Washington graduated in 2005 from University of Colorado Boulder and continued her education at the School of the Art Institute of Chicago. In 2011, she graduated with a master’s degree in Fine Arts in painting and drawing.

Washington now works at the Art Institute of Chicago Museum as a lecturer in their painting and drawing department where she gets a lot of the inspiration for her pieces. Her piece, “Ruin and Cosmic Dust,” is a bust portrait of the “Head of Aphrodite,” and is displayed in the Art Institute of Chicago’s exhibit “Heaven and Earth: Art of Byzantium from Greek Collections.”

“I have a daily interaction with these art pieces,” Washington said. “They’re like pieces of furniture to me. They are my every-day. Even though they’re pieces of art history. I encourage others to use something from their everyday life.”

Much of her art consists of acrylic and chalk on a wooden panel.
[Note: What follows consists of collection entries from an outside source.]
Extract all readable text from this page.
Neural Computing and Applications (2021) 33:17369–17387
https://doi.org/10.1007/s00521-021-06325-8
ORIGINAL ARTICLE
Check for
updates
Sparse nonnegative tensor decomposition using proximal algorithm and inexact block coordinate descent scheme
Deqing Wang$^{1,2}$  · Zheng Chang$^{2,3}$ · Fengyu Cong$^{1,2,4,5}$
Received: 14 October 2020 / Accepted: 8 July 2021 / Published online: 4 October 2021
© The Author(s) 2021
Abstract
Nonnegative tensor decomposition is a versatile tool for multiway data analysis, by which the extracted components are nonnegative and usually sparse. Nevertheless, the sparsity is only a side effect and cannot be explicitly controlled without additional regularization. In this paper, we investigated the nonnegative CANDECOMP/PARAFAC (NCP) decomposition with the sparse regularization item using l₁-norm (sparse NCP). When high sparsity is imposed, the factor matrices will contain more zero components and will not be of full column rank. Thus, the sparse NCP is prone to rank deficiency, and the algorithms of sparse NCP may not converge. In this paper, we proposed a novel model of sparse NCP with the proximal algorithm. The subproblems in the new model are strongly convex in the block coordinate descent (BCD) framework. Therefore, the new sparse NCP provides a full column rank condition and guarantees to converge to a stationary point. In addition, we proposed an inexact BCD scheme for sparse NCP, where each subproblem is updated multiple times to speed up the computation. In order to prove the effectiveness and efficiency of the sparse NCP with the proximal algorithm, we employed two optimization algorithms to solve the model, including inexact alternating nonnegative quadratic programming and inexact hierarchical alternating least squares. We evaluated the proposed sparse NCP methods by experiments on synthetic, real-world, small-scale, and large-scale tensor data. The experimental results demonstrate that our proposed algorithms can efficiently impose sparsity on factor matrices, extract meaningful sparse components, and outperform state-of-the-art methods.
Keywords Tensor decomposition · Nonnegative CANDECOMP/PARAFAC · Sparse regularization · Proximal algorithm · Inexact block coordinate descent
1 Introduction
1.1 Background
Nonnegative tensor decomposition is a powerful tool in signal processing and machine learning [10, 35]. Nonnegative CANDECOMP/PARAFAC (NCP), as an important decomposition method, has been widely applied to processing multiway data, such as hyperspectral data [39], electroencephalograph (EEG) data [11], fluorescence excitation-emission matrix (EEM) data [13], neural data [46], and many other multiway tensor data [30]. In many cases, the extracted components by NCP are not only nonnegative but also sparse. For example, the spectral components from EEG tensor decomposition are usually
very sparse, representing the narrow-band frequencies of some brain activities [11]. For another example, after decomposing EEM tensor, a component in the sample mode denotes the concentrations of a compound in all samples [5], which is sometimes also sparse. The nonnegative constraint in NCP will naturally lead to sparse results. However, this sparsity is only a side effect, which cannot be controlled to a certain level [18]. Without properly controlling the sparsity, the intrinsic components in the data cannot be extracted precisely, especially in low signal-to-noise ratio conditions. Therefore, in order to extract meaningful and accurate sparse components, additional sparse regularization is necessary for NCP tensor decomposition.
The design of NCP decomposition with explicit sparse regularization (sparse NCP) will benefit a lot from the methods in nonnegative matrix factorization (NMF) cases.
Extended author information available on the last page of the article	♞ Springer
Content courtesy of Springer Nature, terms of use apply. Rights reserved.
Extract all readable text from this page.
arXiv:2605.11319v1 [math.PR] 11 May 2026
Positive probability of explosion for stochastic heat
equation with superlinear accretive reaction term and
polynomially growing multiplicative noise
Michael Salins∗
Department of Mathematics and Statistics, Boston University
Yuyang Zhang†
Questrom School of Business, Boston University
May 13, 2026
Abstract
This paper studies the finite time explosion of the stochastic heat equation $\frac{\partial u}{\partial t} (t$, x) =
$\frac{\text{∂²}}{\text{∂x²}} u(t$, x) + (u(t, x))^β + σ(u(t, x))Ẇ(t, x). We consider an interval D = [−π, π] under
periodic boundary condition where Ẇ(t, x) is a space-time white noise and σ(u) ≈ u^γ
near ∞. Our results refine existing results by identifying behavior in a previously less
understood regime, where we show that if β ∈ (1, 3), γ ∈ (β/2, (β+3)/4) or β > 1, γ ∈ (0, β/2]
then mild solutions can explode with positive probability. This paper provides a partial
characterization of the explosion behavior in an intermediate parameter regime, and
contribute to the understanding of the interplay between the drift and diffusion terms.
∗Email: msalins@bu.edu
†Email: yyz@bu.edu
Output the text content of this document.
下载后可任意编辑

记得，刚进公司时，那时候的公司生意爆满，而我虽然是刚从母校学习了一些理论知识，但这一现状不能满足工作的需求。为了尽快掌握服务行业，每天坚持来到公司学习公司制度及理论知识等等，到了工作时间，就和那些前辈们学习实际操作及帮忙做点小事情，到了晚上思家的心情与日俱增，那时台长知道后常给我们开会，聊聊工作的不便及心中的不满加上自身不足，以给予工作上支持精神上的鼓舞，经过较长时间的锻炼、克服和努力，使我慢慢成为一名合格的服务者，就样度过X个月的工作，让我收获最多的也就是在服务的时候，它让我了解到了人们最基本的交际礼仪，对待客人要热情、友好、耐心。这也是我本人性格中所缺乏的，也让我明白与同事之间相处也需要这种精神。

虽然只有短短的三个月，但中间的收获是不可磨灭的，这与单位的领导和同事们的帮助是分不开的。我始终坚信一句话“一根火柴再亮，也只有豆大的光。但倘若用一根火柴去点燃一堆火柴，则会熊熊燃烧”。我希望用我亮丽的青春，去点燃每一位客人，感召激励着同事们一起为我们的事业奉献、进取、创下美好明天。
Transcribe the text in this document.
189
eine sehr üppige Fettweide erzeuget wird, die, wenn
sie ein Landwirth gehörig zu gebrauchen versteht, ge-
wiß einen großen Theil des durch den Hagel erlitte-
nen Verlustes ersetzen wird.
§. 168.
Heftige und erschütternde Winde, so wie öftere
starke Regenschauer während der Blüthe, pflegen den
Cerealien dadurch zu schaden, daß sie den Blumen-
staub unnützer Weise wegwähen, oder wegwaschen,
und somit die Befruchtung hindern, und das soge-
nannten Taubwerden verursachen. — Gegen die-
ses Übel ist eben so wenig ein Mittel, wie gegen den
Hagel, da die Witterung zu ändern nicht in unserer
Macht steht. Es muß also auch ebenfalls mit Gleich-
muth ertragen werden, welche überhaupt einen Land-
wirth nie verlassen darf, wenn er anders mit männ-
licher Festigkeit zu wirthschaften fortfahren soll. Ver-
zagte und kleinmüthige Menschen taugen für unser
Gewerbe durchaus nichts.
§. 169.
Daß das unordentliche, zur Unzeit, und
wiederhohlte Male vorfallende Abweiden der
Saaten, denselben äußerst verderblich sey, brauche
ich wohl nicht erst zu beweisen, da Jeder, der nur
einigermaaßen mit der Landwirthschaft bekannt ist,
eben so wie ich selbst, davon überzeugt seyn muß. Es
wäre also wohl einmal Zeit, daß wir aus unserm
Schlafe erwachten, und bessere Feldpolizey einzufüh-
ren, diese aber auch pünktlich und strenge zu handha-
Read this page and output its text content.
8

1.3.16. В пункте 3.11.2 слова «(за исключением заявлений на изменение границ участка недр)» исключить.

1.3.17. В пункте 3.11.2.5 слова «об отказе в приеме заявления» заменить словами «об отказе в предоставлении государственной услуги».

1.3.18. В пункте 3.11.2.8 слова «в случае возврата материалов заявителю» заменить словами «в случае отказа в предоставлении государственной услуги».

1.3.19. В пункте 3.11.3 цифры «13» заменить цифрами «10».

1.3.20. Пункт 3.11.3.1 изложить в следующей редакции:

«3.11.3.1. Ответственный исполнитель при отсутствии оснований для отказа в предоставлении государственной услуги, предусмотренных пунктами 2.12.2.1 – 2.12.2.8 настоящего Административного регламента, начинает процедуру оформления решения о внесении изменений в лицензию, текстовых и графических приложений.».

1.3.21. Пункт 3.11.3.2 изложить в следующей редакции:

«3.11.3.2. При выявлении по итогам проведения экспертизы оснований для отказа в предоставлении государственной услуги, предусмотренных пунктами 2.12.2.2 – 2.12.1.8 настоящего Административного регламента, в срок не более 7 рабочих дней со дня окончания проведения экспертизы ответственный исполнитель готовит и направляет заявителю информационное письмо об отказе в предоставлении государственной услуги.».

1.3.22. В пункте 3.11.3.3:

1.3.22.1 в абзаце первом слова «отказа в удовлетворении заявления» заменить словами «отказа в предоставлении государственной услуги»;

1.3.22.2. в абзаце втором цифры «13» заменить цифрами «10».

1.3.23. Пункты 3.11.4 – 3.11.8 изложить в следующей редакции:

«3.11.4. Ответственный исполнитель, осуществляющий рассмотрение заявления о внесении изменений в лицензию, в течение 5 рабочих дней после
Her subjects range anywhere from hand portraits, chalk interpretations of other art pieces that she sees everyday at her job and video-recorded artistic performances.

Spectators looking closely at her pieces can see residue of erased lines, paint and words she intentionally left on her work for the viewer.

Washington said she left those kinds of markings in her work to show her thought process and leave traces of different emotions.

“One day I came home from a day of work and I just wrote things down (on the board), like ‘F*ck you,’ and then I erased it,” said Washington. “ I had gotten that out so it doesn’t consume me. It’s a nice way to cope.”

Washington described her art as meditative and calm, hoping that others feel the same way about it.

“A lot of emotions are in (my work), and I just want people to have that same squishy feeling that I felt,” Washington said.

“Ephemeros” will be displayed in the Brainard Gallery in the Tarble Arts Center until Oct. 30.